All the financial transactions not only must be posted, but also must be checked for accuracy. This is usually the job of a night auditor,who goes through this mass of figures on the night shift, when there is little activity in the hotel. The size of the accounting staff varies with the size of the hotel. A large operation employs a chief accountant,who is on charge of all the hotel's financial re­cords. The statements that he prepares for the management are im­portant in locating trouble spots in the hotel's operation and thus in determining overall policies. A good accountant can analyze an unprofitable operation quickly. Management then can either try to correct the problem or eliminate the operation. A small hotel usually employs an outside accountant to check its books periodi­cally.

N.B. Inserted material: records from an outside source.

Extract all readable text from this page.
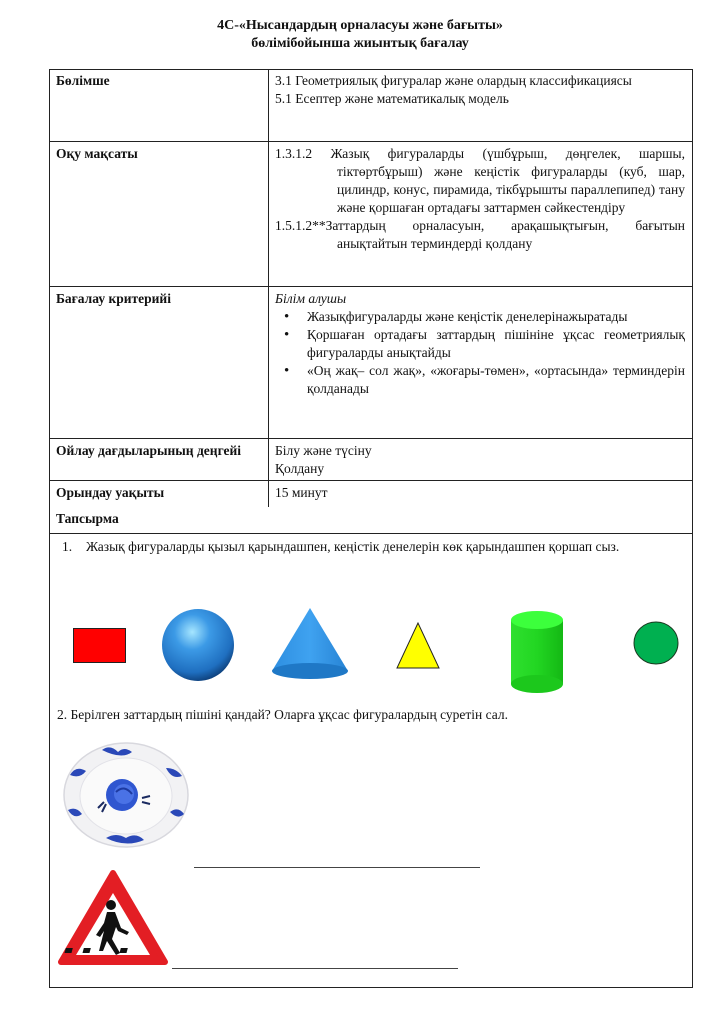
4С-«Нысандардың орналасуы және бағыты»
бөлімібойынша жиынтық бағалау
Бөлімше	3.1 Геометриялық фигуралар және олардың классификациясы
5.1 Есептер және математикалық модель
Оқу мақсаты	1.3.1.2 Жазық фигураларды (үшбұрыш, дөңгелек, шаршы, тіктөртбұрыш) және кеңістік фигураларды (куб, шар, цилиндр, конус, пирамида, тікбұрышты параллепипед) тану және қоршаған ортадағы заттармен сәйкестендіру
1.5.1.2**Заттардың орналасуын, арақашықтығын, бағытын анықтайтын терминдерді қолдану
Бағалау критерийі	Білім алушы
• Жазықфигураларды және кеңістік денелерінажыратады
• Қоршаған ортадағы заттардың пішініне ұқсас геометриялық фигураларды анықтайды
• «Оң жақ– сол жақ», «жоғары-төмен», «ортасында» терминдерін қолданады
Ойлау дағдыларының деңгейі	Білу және түсіну
Қолдану
Орындау уақыты	15 минут
Тапсырма
1. Жазық фигураларды қызыл қарындашпен, кеңістік денелерін көк қарындашпен қоршап сыз.
2. Берілген заттардың пішіні қандай? Оларға ұқсас фигуралардың суретін сал.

In addition to the head accountant, bookkeepers on the staff post the transactions in the various ledgers and guest accounts. In a small establishment, the manager may take care of the bookkeep­ing himself.

Cashiers provide financial services to the customers at the front desk, including receiving payment for bills, making change, and exchanging foreign currency. Cashiers in the various restaurants, bars, and shops in the hotel may also be responsible to the ac­counting office.

In addition to the night auditor, mentioned above, who checks the accuracy of the records, another kind of auditor is brought in from outside the hotel to check the reliability of financial statements and records.

Some hotels also have a credit manager on the staff who checks the financial ability of the hotel's customers or others with whom the hotel deals. This individual also is often responsible for trying to collect overdue accounts.